If you could talk a little bit about the revenue potential there for you. It sounds like it’s potentially a premium-priced score.
Rick Smith
Yes, Bill, when you think of all the growth levers that your peers have referenced in past commentary, and if I were to list 10 of them, maybe 15 of them, maybe 20 of them, I don’t think that FICO score would make the list. There are so many other great things that we are doing that you and I should focus on and others should focus on.
And this is obviously important to us, that particular FICO score with LN data and our data is de minimus when you think of moving the needle for us.
Bill Warmington
Got it. All right.
Thank you very much.
Rick Smith
Sure.
Operator
Your final question today will come from George Mihalos from Cowen.
George Mihalos
Hey, thanks for squeezing me in, guys, and let me add my congrats on a very strong quarter. Rick, wanted to ask you, you spoke, obviously, positively about trended data, but ground zero for that is going to be the mortgage market.

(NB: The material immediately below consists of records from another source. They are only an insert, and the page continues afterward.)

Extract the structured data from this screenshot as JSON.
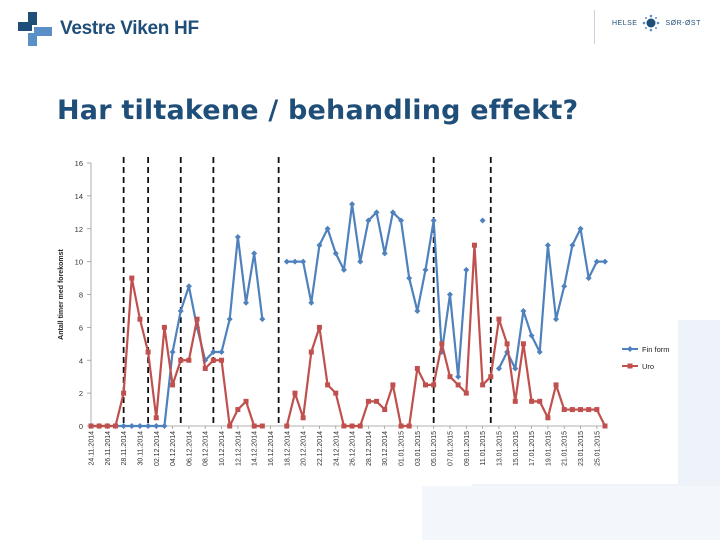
{
  "header": {
    "org_name": "Vestre Viken HF",
    "partner_left": "HELSE",
    "partner_right": "SØR-ØST"
  },
  "slide": {
    "title": "Har tiltakene / behandling effekt?"
  },
  "colors": {
    "brand": "#1f4e79",
    "logo_blue": "#5b8fc7",
    "fin_form": "#4f81bd",
    "uro": "#c0504d"
  },
  "chart_data": {
    "type": "line",
    "title": "",
    "xlabel": "",
    "ylabel": "Antall timer med forekomst",
    "ylim": [
      0,
      16
    ],
    "yticks": [
      0,
      2,
      4,
      6,
      8,
      10,
      12,
      14,
      16
    ],
    "legend_position": "right",
    "x": [
      "24.11.2014",
      "25.11.2014",
      "26.11.2014",
      "27.11.2014",
      "28.11.2014",
      "29.11.2014",
      "30.11.2014",
      "01.12.2014",
      "02.12.2014",
      "03.12.2014",
      "04.12.2014",
      "05.12.2014",
      "06.12.2014",
      "07.12.2014",
      "08.12.2014",
      "09.12.2014",
      "10.12.2014",
      "11.12.2014",
      "12.12.2014",
      "13.12.2014",
      "14.12.2014",
      "15.12.2014",
      "16.12.2014",
      "17.12.2014",
      "18.12.2014",
      "19.12.2014",
      "20.12.2014",
      "21.12.2014",
      "22.12.2014",
      "23.12.2014",
      "24.12.2014",
      "25.12.2014",
      "26.12.2014",
      "27.12.2014",
      "28.12.2014",
      "29.12.2014",
      "30.12.2014",
      "31.12.2014",
      "01.01.2015",
      "02.01.2015",
      "03.01.2015",
      "04.01.2015",
      "05.01.2015",
      "06.01.2015",
      "07.01.2015",
      "08.01.2015",
      "09.01.2015",
      "10.01.2015",
      "11.01.2015",
      "12.01.2015",
      "13.01.2015",
      "14.01.2015",
      "15.01.2015",
      "16.01.2015",
      "17.01.2015",
      "18.01.2015",
      "19.01.2015",
      "20.01.2015",
      "21.01.2015",
      "22.01.2015",
      "23.01.2015",
      "24.01.2015",
      "25.01.2015",
      "26.01.2015"
    ],
    "xtick_labels": [
      "24.11.2014",
      "26.11.2014",
      "28.11.2014",
      "30.11.2014",
      "02.12.2014",
      "04.12.2014",
      "06.12.2014",
      "08.12.2014",
      "10.12.2014",
      "12.12.2014",
      "14.12.2014",
      "16.12.2014",
      "18.12.2014",
      "20.12.2014",
      "22.12.2014",
      "24.12.2014",
      "26.12.2014",
      "28.12.2014",
      "30.12.2014",
      "01.01.2015",
      "03.01.2015",
      "05.01.2015",
      "07.01.2015",
      "09.01.2015",
      "11.01.2015",
      "13.01.2015",
      "15.01.2015",
      "17.01.2015",
      "19.01.2015",
      "21.01.2015",
      "23.01.2015",
      "25.01.2015"
    ],
    "series": [
      {
        "name": "Fin form",
        "color": "#4f81bd",
        "values": [
          0,
          0,
          0,
          0,
          0,
          0,
          0,
          0,
          0,
          0,
          4.5,
          7,
          8.5,
          6,
          4,
          4.5,
          4.5,
          6.5,
          11.5,
          7.5,
          10.5,
          6.5,
          null,
          null,
          10,
          10,
          10,
          7.5,
          11,
          12,
          10.5,
          9.5,
          13.5,
          10,
          12.5,
          13,
          10.5,
          13,
          12.5,
          9,
          7,
          9.5,
          12.5,
          4.5,
          8,
          3,
          9.5,
          null,
          12.5,
          null,
          3.5,
          4.5,
          3.5,
          7,
          5.5,
          4.5,
          11,
          6.5,
          8.5,
          11,
          12,
          9,
          10,
          10
        ]
      },
      {
        "name": "Uro",
        "color": "#c0504d",
        "values": [
          0,
          0,
          0,
          0,
          2,
          9,
          6.5,
          4.5,
          0.5,
          6,
          2.5,
          4,
          4,
          6.5,
          3.5,
          4,
          4,
          0,
          1,
          1.5,
          0,
          0,
          null,
          null,
          0,
          2,
          0.5,
          4.5,
          6,
          2.5,
          2,
          0,
          0,
          0,
          1.5,
          1.5,
          1,
          2.5,
          0,
          0,
          3.5,
          2.5,
          2.5,
          5,
          3,
          2.5,
          2,
          11,
          2.5,
          3,
          6.5,
          5,
          1.5,
          5,
          1.5,
          1.5,
          0.5,
          2.5,
          1,
          1,
          1,
          1,
          1,
          0
        ]
      }
    ],
    "intervention_markers": [
      "28.11.2014",
      "01.12.2014",
      "05.12.2014",
      "09.12.2014",
      "17.12.2014",
      "05.01.2015",
      "12.01.2015"
    ]
  }
}
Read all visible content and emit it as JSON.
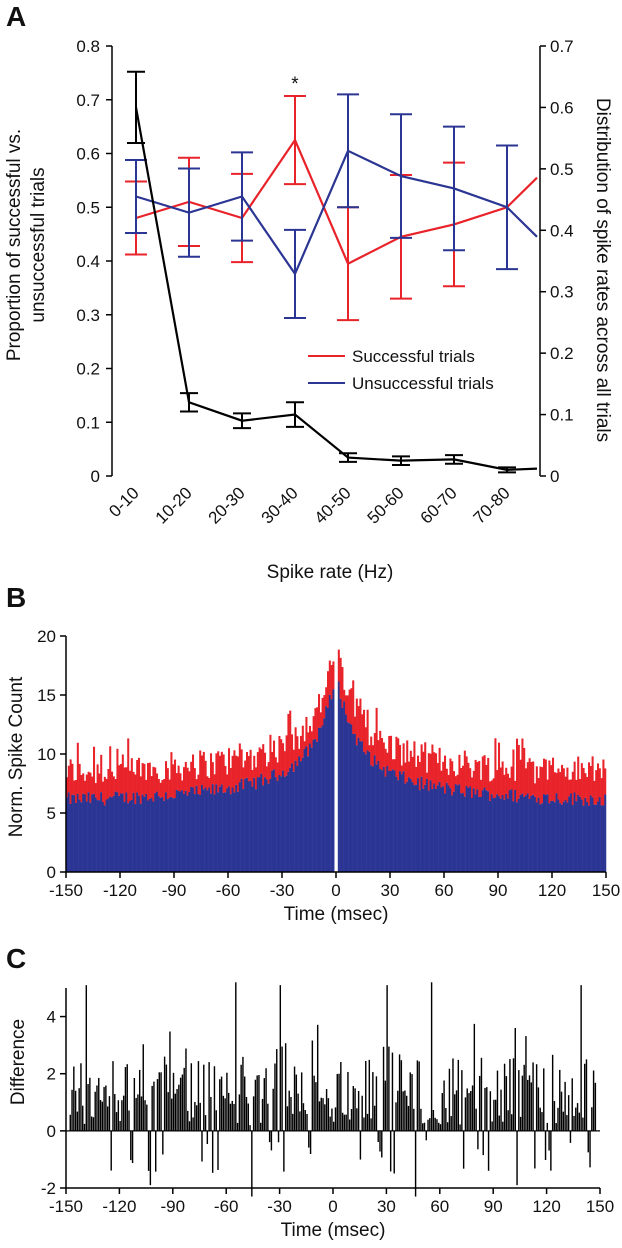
{
  "chart_data": [
    {
      "panel": "A",
      "type": "line",
      "categories": [
        "0-10",
        "10-20",
        "20-30",
        "30-40",
        "40-50",
        "50-60",
        "60-70",
        "70-80"
      ],
      "xlabel": "Spike rate (Hz)",
      "ylabel_left": "Proportion of successful vs. unsuccessful trials",
      "ylabel_left_lines": [
        "Proportion of successful vs.",
        "unsuccessful trials"
      ],
      "ylabel_right": "Distribution of spike rates across all trials",
      "ylim_left": [
        0,
        0.8
      ],
      "ylim_right": [
        0,
        0.7
      ],
      "yticks_left": [
        "0",
        "0.1",
        "0.2",
        "0.3",
        "0.4",
        "0.5",
        "0.6",
        "0.7",
        "0.8"
      ],
      "yticks_right": [
        "0",
        "0.1",
        "0.2",
        "0.3",
        "0.4",
        "0.5",
        "0.6",
        "0.7"
      ],
      "annotation": "*",
      "annotation_category": "30-40",
      "series": [
        {
          "name": "Successful trials",
          "color": "#e8232a",
          "axis": "left",
          "values": [
            0.48,
            0.51,
            0.48,
            0.625,
            0.395,
            0.445,
            0.468,
            0.5
          ],
          "error": [
            0.068,
            0.082,
            0.082,
            0.082,
            0.105,
            0.115,
            0.115,
            0
          ],
          "tail_value": 0.555
        },
        {
          "name": "Unsuccessful trials",
          "color": "#2b3593",
          "axis": "left",
          "values": [
            0.52,
            0.49,
            0.52,
            0.376,
            0.605,
            0.558,
            0.535,
            0.5
          ],
          "error": [
            0.068,
            0.082,
            0.082,
            0.082,
            0.105,
            0.115,
            0.115,
            0.115
          ],
          "tail_value": 0.445
        },
        {
          "name": "Distribution of spike rates",
          "color": "#000000",
          "axis": "right",
          "values": [
            0.6,
            0.12,
            0.09,
            0.1,
            0.03,
            0.025,
            0.027,
            0.01
          ],
          "error": [
            0.058,
            0.015,
            0.012,
            0.02,
            0.007,
            0.007,
            0.007,
            0.004
          ],
          "tail_value": 0.012
        }
      ],
      "legend": [
        "Successful trials",
        "Unsuccessful trials"
      ],
      "legend_position": "center-right"
    },
    {
      "panel": "B",
      "type": "bar",
      "title": "",
      "xlabel": "Time (msec)",
      "ylabel": "Norm. Spike Count",
      "xlim": [
        -150,
        150
      ],
      "ylim": [
        0,
        20
      ],
      "xticks": [
        "-150",
        "-120",
        "-90",
        "-60",
        "-30",
        "0",
        "30",
        "60",
        "90",
        "120",
        "150"
      ],
      "yticks": [
        "0",
        "5",
        "10",
        "15",
        "20"
      ],
      "series": [
        {
          "name": "Successful trials",
          "color": "#e8232a"
        },
        {
          "name": "Unsuccessful trials",
          "color": "#2b3593"
        }
      ],
      "envelope_blue": {
        "edge": 6.0,
        "center": 16.8
      },
      "envelope_red": {
        "edge": 8.4,
        "center": 19.0
      },
      "bin_width_msec": 1,
      "gap_at_msec": 0
    },
    {
      "panel": "C",
      "type": "bar",
      "xlabel": "Time (msec)",
      "ylabel": "Difference",
      "xlim": [
        -150,
        150
      ],
      "ylim": [
        -2,
        5
      ],
      "xticks": [
        "-150",
        "-120",
        "-90",
        "-60",
        "-30",
        "0",
        "30",
        "60",
        "90",
        "120",
        "150"
      ],
      "yticks": [
        "-2",
        "0",
        "2",
        "4"
      ],
      "series": [
        {
          "name": "Difference",
          "color": "#000000"
        }
      ],
      "peaks": [
        {
          "x": -139,
          "y": 5.1
        },
        {
          "x": -55,
          "y": 5.2
        },
        {
          "x": -30,
          "y": 5.1
        },
        {
          "x": 30,
          "y": 5.1
        },
        {
          "x": 55,
          "y": 5.2
        },
        {
          "x": 139,
          "y": 5.1
        }
      ],
      "troughs": [
        {
          "x": -103,
          "y": -1.9
        },
        {
          "x": -46,
          "y": -2.3
        },
        {
          "x": 46,
          "y": -2.3
        },
        {
          "x": 103,
          "y": -1.9
        }
      ]
    }
  ]
}
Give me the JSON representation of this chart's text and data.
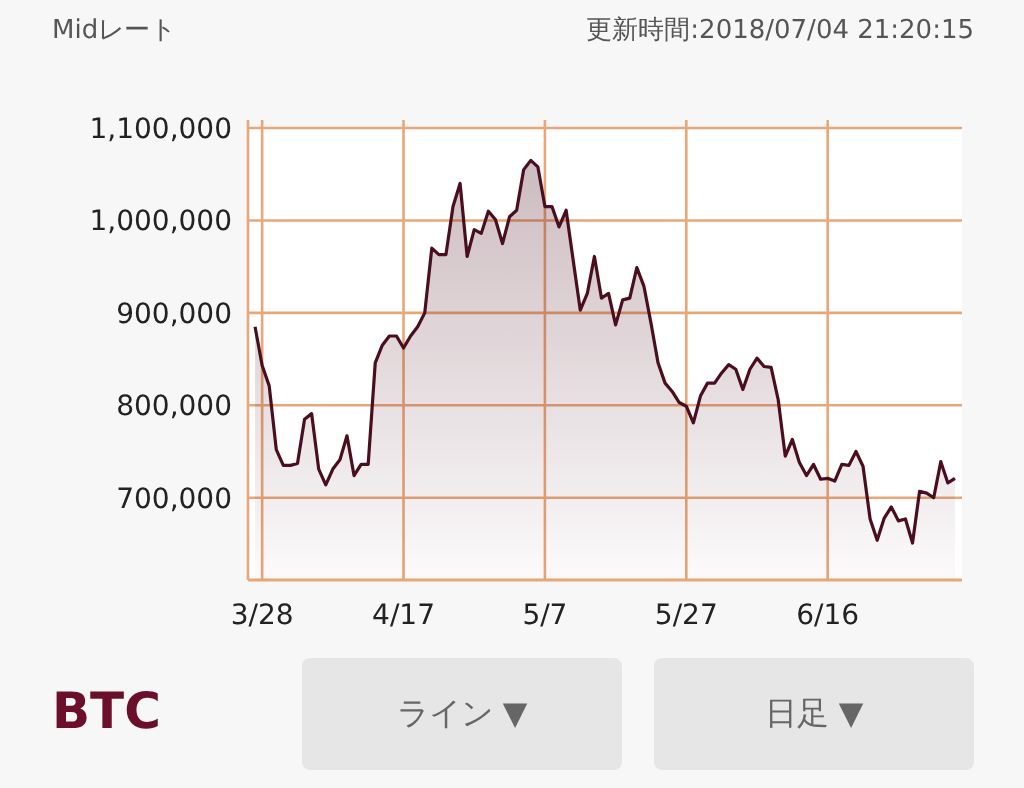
{
  "chart_data": {
    "type": "area",
    "title": "Midレート",
    "subtitle": "更新時間:2018/07/04 21:20:15",
    "annotations": [
      "BTC",
      "ライン ▼",
      "日足 ▼"
    ],
    "x": [
      "--03-27",
      "--03-28",
      "--03-29",
      "--03-30",
      "--03-31",
      "--04-01",
      "--04-02",
      "--04-03",
      "--04-04",
      "--04-05",
      "--04-06",
      "--04-07",
      "--04-08",
      "--04-09",
      "--04-10",
      "--04-11",
      "--04-12",
      "--04-13",
      "--04-14",
      "--04-15",
      "--04-16",
      "--04-17",
      "--04-18",
      "--04-19",
      "--04-20",
      "--04-21",
      "--04-22",
      "--04-23",
      "--04-24",
      "--04-25",
      "--04-26",
      "--04-27",
      "--04-28",
      "--04-29",
      "--04-30",
      "--05-01",
      "--05-02",
      "--05-03",
      "--05-04",
      "--05-05",
      "--05-06",
      "--05-07",
      "--05-08",
      "--05-09",
      "--05-10",
      "--05-11",
      "--05-12",
      "--05-13",
      "--05-14",
      "--05-15",
      "--05-16",
      "--05-17",
      "--05-18",
      "--05-19",
      "--05-20",
      "--05-21",
      "--05-22",
      "--05-23",
      "--05-24",
      "--05-25",
      "--05-26",
      "--05-27",
      "--05-28",
      "--05-29",
      "--05-30",
      "--05-31",
      "--06-01",
      "--06-02",
      "--06-03",
      "--06-04",
      "--06-05",
      "--06-06",
      "--06-07",
      "--06-08",
      "--06-09",
      "--06-10",
      "--06-11",
      "--06-12",
      "--06-13",
      "--06-14",
      "--06-15",
      "--06-16",
      "--06-17",
      "--06-18",
      "--06-19",
      "--06-20",
      "--06-21",
      "--06-22",
      "--06-23",
      "--06-24",
      "--06-25",
      "--06-26",
      "--06-27",
      "--06-28",
      "--06-29",
      "--06-30",
      "--07-01",
      "--07-02",
      "--07-03",
      "--07-04"
    ],
    "series": [
      {
        "color": "#4a0e1e",
        "values": [
          885000,
          843000,
          821000,
          752000,
          735000,
          735000,
          737000,
          785000,
          791000,
          731000,
          714000,
          731000,
          741000,
          767000,
          724000,
          736000,
          736000,
          846000,
          865000,
          875000,
          875000,
          862000,
          875000,
          885000,
          900000,
          970000,
          963000,
          963000,
          1015000,
          1040000,
          961000,
          990000,
          986000,
          1010000,
          1001000,
          975000,
          1004000,
          1011000,
          1055000,
          1065000,
          1058000,
          1015000,
          1015000,
          993000,
          1011000,
          957000,
          903000,
          921000,
          961000,
          916000,
          921000,
          887000,
          914000,
          916000,
          949000,
          929000,
          889000,
          846000,
          824000,
          815000,
          803000,
          799000,
          781000,
          810000,
          824000,
          824000,
          835000,
          844000,
          839000,
          817000,
          839000,
          851000,
          842000,
          841000,
          806000,
          745000,
          763000,
          738000,
          724000,
          736000,
          720000,
          721000,
          718000,
          736000,
          735000,
          750000,
          734000,
          677000,
          654000,
          678000,
          690000,
          675000,
          677000,
          651000,
          707000,
          705000,
          700000,
          739000,
          716000,
          721000
        ]
      }
    ],
    "xlim": [
      "--03-26",
      "--07-05"
    ],
    "ylim": [
      611000,
      1100000
    ],
    "xticks": [
      {
        "value": "--03-28",
        "label": "3/28"
      },
      {
        "value": "--04-17",
        "label": "4/17"
      },
      {
        "value": "--05-07",
        "label": "5/7"
      },
      {
        "value": "--05-27",
        "label": "5/27"
      },
      {
        "value": "--06-16",
        "label": "6/16"
      }
    ],
    "yticks": [
      {
        "value": 700000,
        "label": "700,000"
      },
      {
        "value": 800000,
        "label": "800,000"
      },
      {
        "value": 900000,
        "label": "900,000"
      },
      {
        "value": 1000000,
        "label": "1,000,000"
      },
      {
        "value": 1100000,
        "label": "1,100,000"
      }
    ],
    "grid": true,
    "line_style": "solid"
  }
}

Looking beyond that, what are the verticals or the areas that you think could be potential early adopters or really make a big push for the product?
Rick Smith
Three come to mind, automotive, card, and marketing, are the three that we’re working on right now.
George Mihalos
Okay. That’s helpful.
And then, just a quick follow-up. The ACA analytics, as we look beyond 2016, given your comments on the strong pipeline, is it sort of safe to say that from an absolute dollar perspective you could have a similar increase in ’17 versus what you are adding on in ’16?
Rick Smith
I don’t know about that. But here is what you should know is -- and no one has said it, , it’s the pipeline is really strong; two is when the fines come out, that pipeline is going to strengthen.
Three is we are going to take it to different areas like 1095 -- 1094 and 1095 for IRS. And, four, we are going to take that product to different areas we haven’t even thought about before as we become a compliance center expert.
George Mihalos
Great. Thank you.
Rick Smith
Sure. Thanks, everyone, for your questions.
Operator, I think that’s it. Again, we thank everybody for their interest and the time today and with that, operator, we will terminate the call.
Operator
And that does conclude today’s teleconference. We thank you all for your participation.